The land where the Encina plant sits has sweeping views up and down the coast line and, Garuba said, is worth millions of dollars an acre.
He said SDG&E is building other new power plants elsewhere - Pio Pico and Quail Brush - and the new “Carlsbad Energy Center” isn’t needed for San Diego; so it could end up sending power to Los Angeles.
“We might get stuck with a power plant that is not providing power to the San Diego region and has no benefit to San Diego,” Garuba said.
Robert Sparks is with CAL ISO, the agency responsible for managing electricity flow so the lights stay on around the state. He is Manager of Regional Transmission-South. Sparks said a meeting this week established that a replacement power plant in Carlsbad, generating 500 MW of power, will be needed to keep San Diego’s power supply reliable.
Plus, he said, the agency is considering scenarios with or without the San Onofre nuclear power plant. San Onofre’s Units 2 and 3 generate about 2,000 megawatts of power
“We’re very hopeful that it will be there,” Sparks said, ”but certainly if it is not, the need for Carlsbad, Pio Pico, Quail Brush is even more pronounced. And we would probably need generation beyond even those facilities and possibly even some transmission upgrades as well.”

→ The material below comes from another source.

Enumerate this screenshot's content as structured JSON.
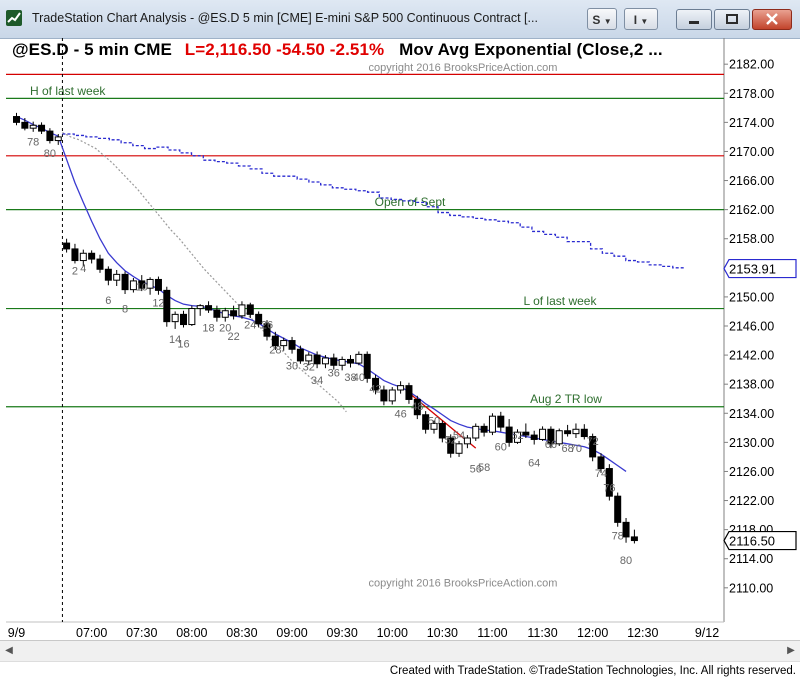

Sparks added the new Carlsbad plant could be located in a “electrically equivalent area,“ though that has not yet been exactly defined.
Energy Commission staff recommend NRG be granted a permit for another power plant in Carlsbad to “take advantage of existing facilities.” They argue the benefits will outweigh the significant, unavoidable environmental impacts.
The California’s Energy Commission will decide at the end of May whether to issue a permit. If approved, the project would need several more permits before construction could actually begin.